Sur le dessin, le poète apparaît les poings liés, une plume dans la main droite. Un revolver tenu par un bras anonyme lui tire dans la nuque. En guise de balle, un virus. Parue en décembre, cette caricature signée Mana Neyestani résume le terrible destin de l’auteur iranien Baktash Abtin, mort samedi du Covid alors qu’il purgeait une peine pour avoir marqué son opposition au pouvoir. Achevé par la maladie, mais tué par le régime qui l’a enfermé, nous disent Mana Neyestani, ses soutiens et les vigies des droits humains, qui se sont émus de ce décès prématuré.
«Baktash Abtin est mort parce que le gouvernement iranien a voulu le museler en prison, a accusé Hadi Ghaemi, du Center for Human Rights in Iran (Centre pour les droits humains en Iran, CHRI), basé aux Etats-Unis. C’est une tragédie qui aurait pu être évitée. Le chef de la justice iranienne doit être tenu pour responsable.» «Nous pleurons la mort tout à fait évitable de Baktash Abtin. Nous nous souviendrons d’Abtin comme d’un poète et d’un cinéaste talentueux, mais aussi comme d’un penseur courageux», a déclaré Suzanne Nossel, directrice générale de PEN America, le groupe de défense des droits des écrivains qui avait décerné un prix à l’artiste iranien.
Baktash Abtin, 48 ans, faisait partie de l’association des écrivains iraniens (IWA), une institution prérévolutionnaire théoriquement interdite mais qui maintient des activités militantes en faveur de la liberté d’expression et contre la censure.
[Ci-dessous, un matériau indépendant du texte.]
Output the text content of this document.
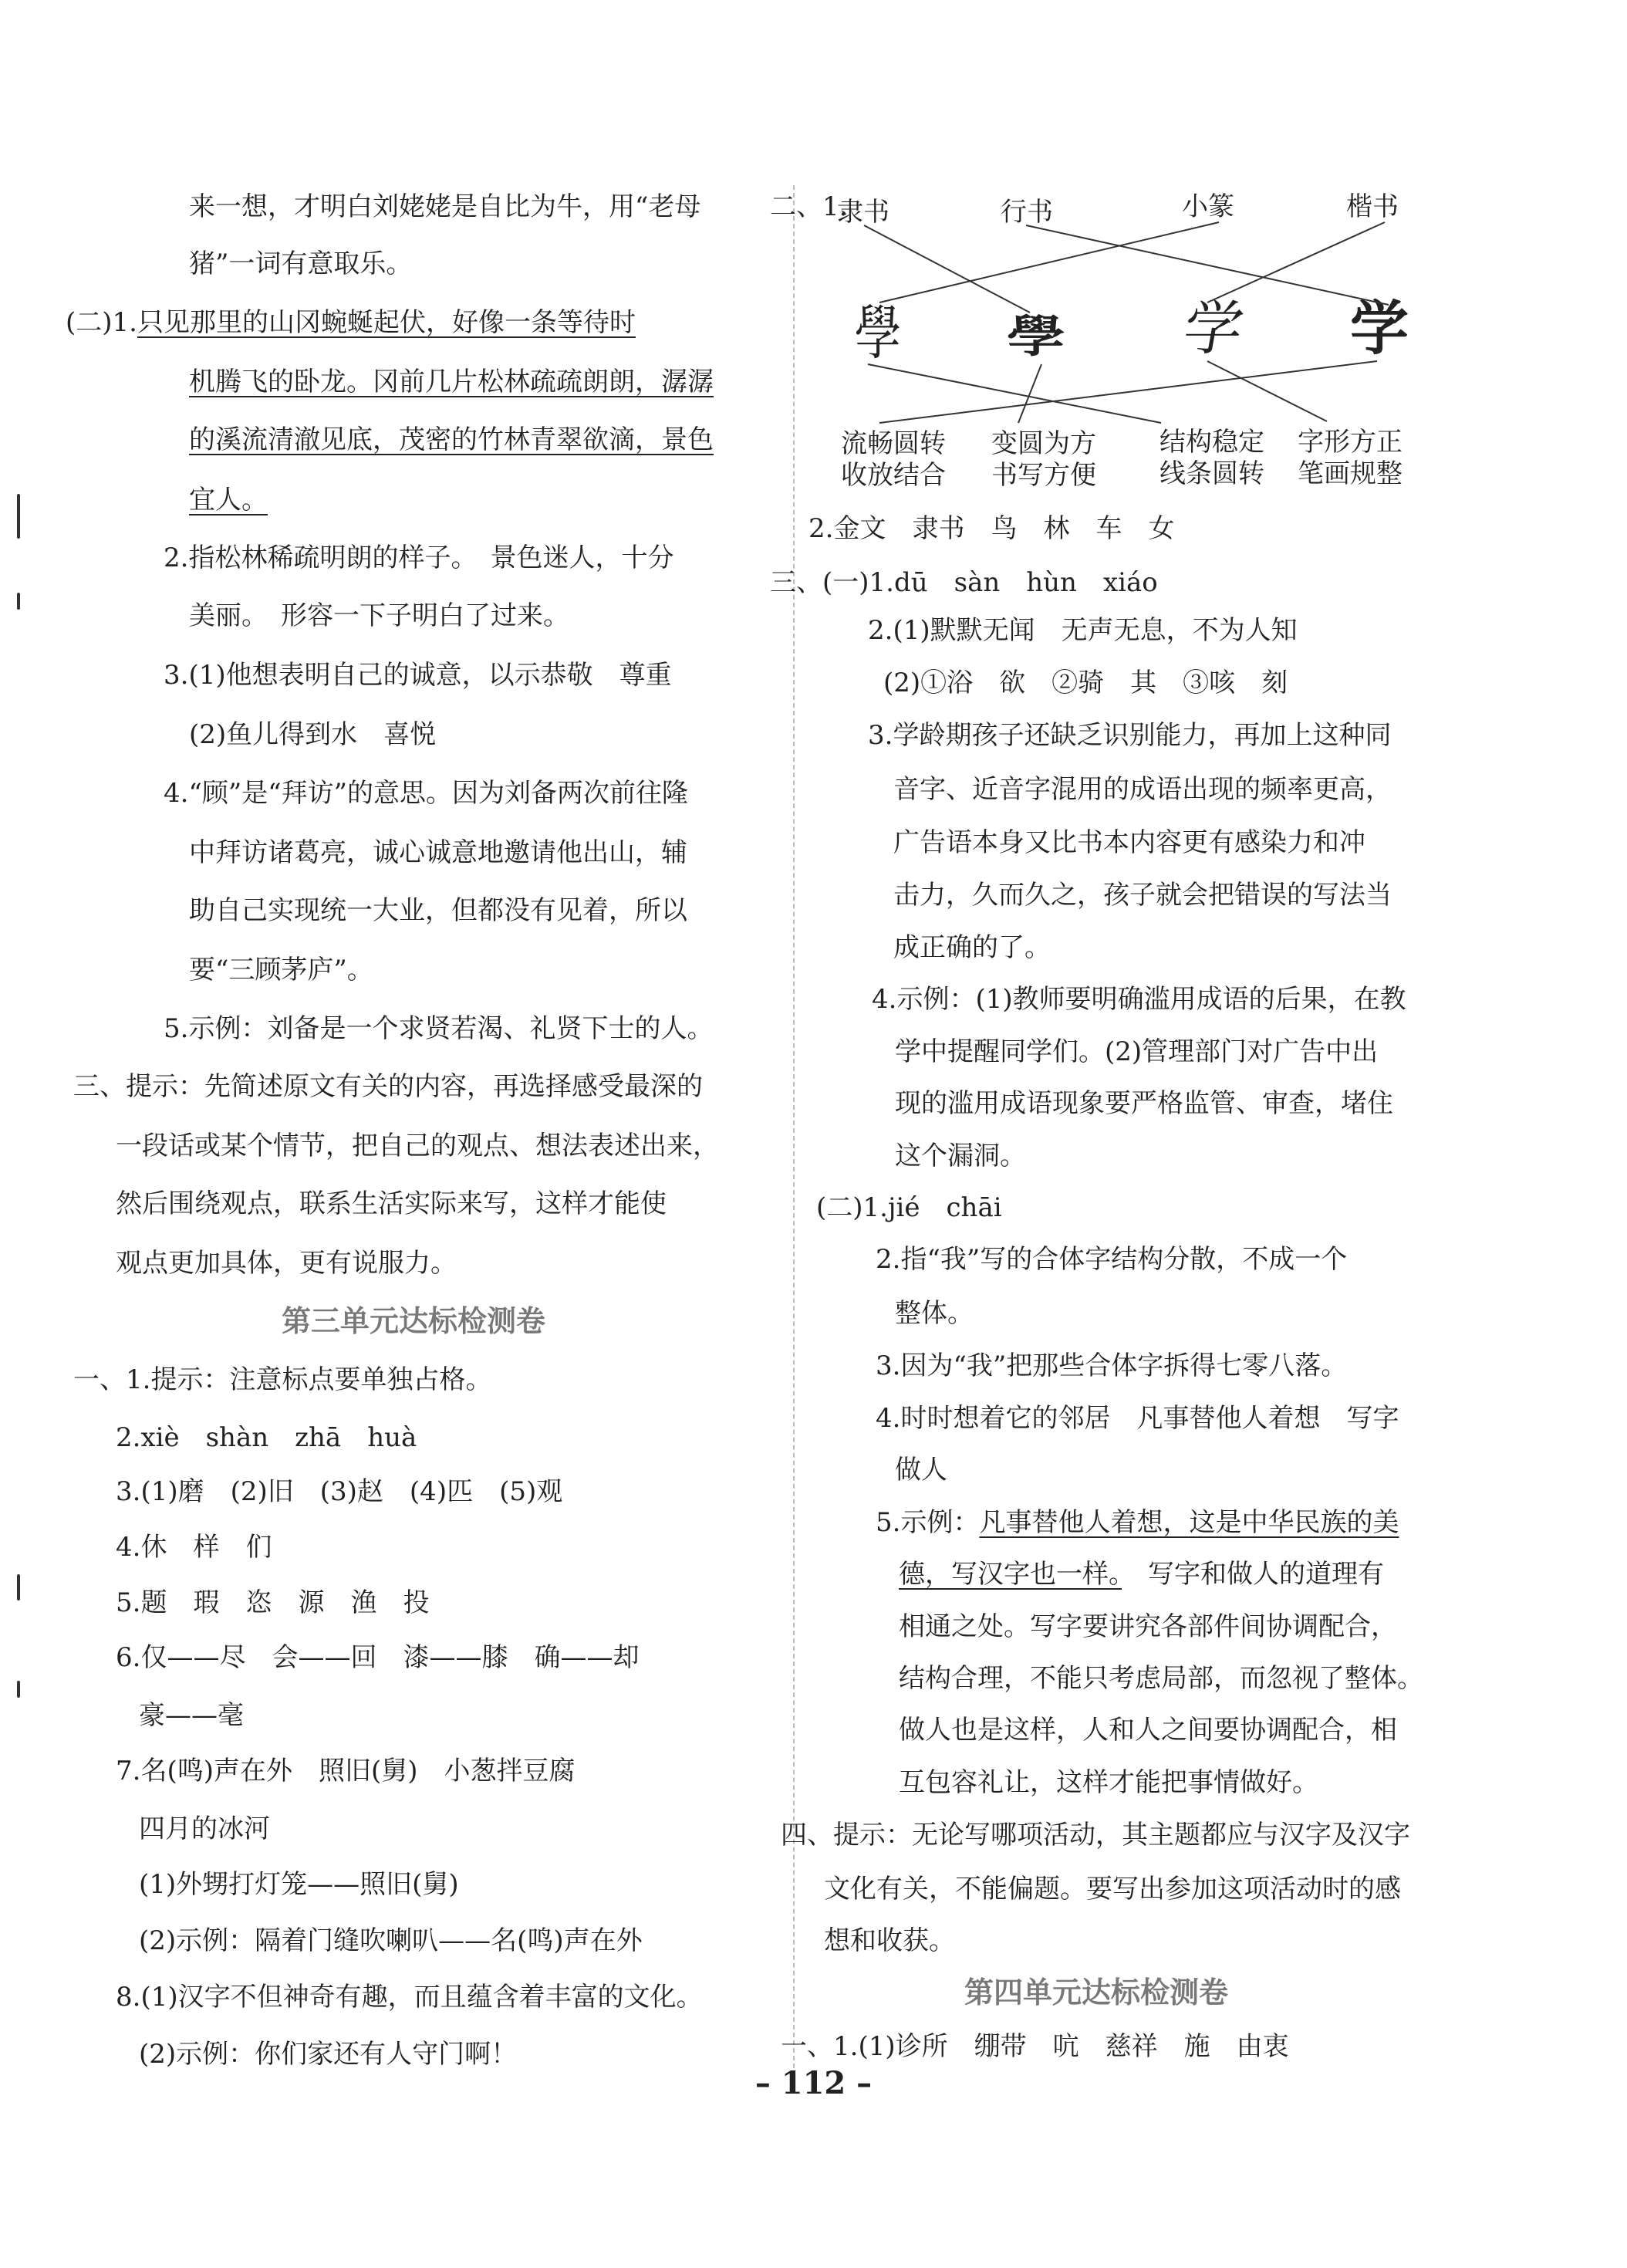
来一想，才明白刘姥姥是自比为牛，用“老母
猪”一词有意取乐。
(二)1.只见那里的山冈蜿蜒起伏，好像一条等待时
机腾飞的卧龙。冈前几片松林疏疏朗朗，潺潺
的溪流清澈见底，茂密的竹林青翠欲滴，景色
宜人。
2.指松林稀疏明朗的样子。　景色迷人，十分
美丽。　形容一下子明白了过来。
3.(1)他想表明自己的诚意，以示恭敬　尊重
(2)鱼儿得到水　喜悦
4.“顾”是“拜访”的意思。因为刘备两次前往隆
中拜访诸葛亮，诚心诚意地邀请他出山，辅
助自己实现统一大业，但都没有见着，所以
要“三顾茅庐”。
5.示例：刘备是一个求贤若渴、礼贤下士的人。
三、提示：先简述原文有关的内容，再选择感受最深的
一段话或某个情节，把自己的观点、想法表述出来，
然后围绕观点，联系生活实际来写，这样才能使
观点更加具体，更有说服力。
第三单元达标检测卷
一、1.提示：注意标点要单独占格。
2.xiè　shàn　zhā　huà
3.(1)磨　(2)旧　(3)赵　(4)匹　(5)观
4.休　样　们
5.题　瑕　恣　源　渔　投
6.仅——尽　会——回　漆——膝　确——却
豪——毫
7.名(鸣)声在外　照旧(舅)　小葱拌豆腐
四月的冰河
(1)外甥打灯笼——照旧(舅)
(2)示例：隔着门缝吹喇叭——名(鸣)声在外
8.(1)汉字不但神奇有趣，而且蕴含着丰富的文化。
(2)示例：你们家还有人守门啊！
二、1.
隶书	行书	小篆	楷书
學 學 学 学
流畅圆转
收放结合
变圆为方
书写方便
结构稳定
线条圆转
字形方正
笔画规整
2.金文　隶书　鸟　林　车　女
三、(一)1.dū　sàn　hùn　xiáo
2.(1)默默无闻　无声无息，不为人知
(2)①浴　欲　②骑　其　③咳　刻
3.学龄期孩子还缺乏识别能力，再加上这种同
音字、近音字混用的成语出现的频率更高，
广告语本身又比书本内容更有感染力和冲
击力，久而久之，孩子就会把错误的写法当
成正确的了。
4.示例：(1)教师要明确滥用成语的后果，在教
学中提醒同学们。(2)管理部门对广告中出
现的滥用成语现象要严格监管、审查，堵住
这个漏洞。
(二)1.jié　chāi
2.指“我”写的合体字结构分散，不成一个
整体。
3.因为“我”把那些合体字拆得七零八落。
4.时时想着它的邻居　凡事替他人着想　写字
做人
5.示例：凡事替他人着想，这是中华民族的美
德，写汉字也一样。　写字和做人的道理有
相通之处。写字要讲究各部件间协调配合，
结构合理，不能只考虑局部，而忽视了整体。
做人也是这样，人和人之间要协调配合，相
互包容礼让，这样才能把事情做好。
四、提示：无论写哪项活动，其主题都应与汉字及汉字
文化有关，不能偏题。要写出参加这项活动时的感
想和收获。
第四单元达标检测卷
一、1.(1)诊所　绷带　吭　慈祥　施　由衷
– 112 –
En 2019, il avait été condamné à six ans de prison pour «rassemblement et collusion contre la sécurité nationale» et «propagande contre le système» avec deux autres coaccusés, Keyvan Bajan et Reza Khandan Mahabadi. Les trois artistes se voyaient notamment reprocher leur participation, en décembre 2016, à une cérémonie en la mémoire de deux intellectuels assassinés dix-huit ans plus tôt.
«Meurtres en série»
En 1998, plusieurs figures du monde des lettres, critiques du régime, ont été tuées ou retrouvées mortes, sans que toute la lumière ne soit jamais faite sur ces affaires, connues en Iran sous le nom de «meurtres en série», pour lesquelles seuls des exécutants, agents du ministère du renseignement, ont été condamnés. Quelques jours avant la mort de Baktash Abtin, alors qu’il venait d’être plongé dans le coma artificiel, l’Association des écrivains iraniens dénonçait son traitement comme la suite de ce sinistre épisode.
Baktash Abtin, incarcéré depuis 2020, avait déjà été hospitalisé l’année dernière. Une photo avait alors fuité le montrant habillé de l’uniforme bleu et noir des prisonniers, en train de lire allongé dans un lit, les pieds attachés par des menottes. Sur les dernières images de lui, probablement prises ces derniers jours, son visage n’apparaît plus, couvert par un masque à oxygène, les yeux fermés.
Comme lui, au moins onze écrivains sont derrière les barreaux en Iran, selon les calculs du CHRI. Son acolyte Reza Khandan Mahabadi a lui aussi contracté le Covid en détention et a besoin de soins urgents.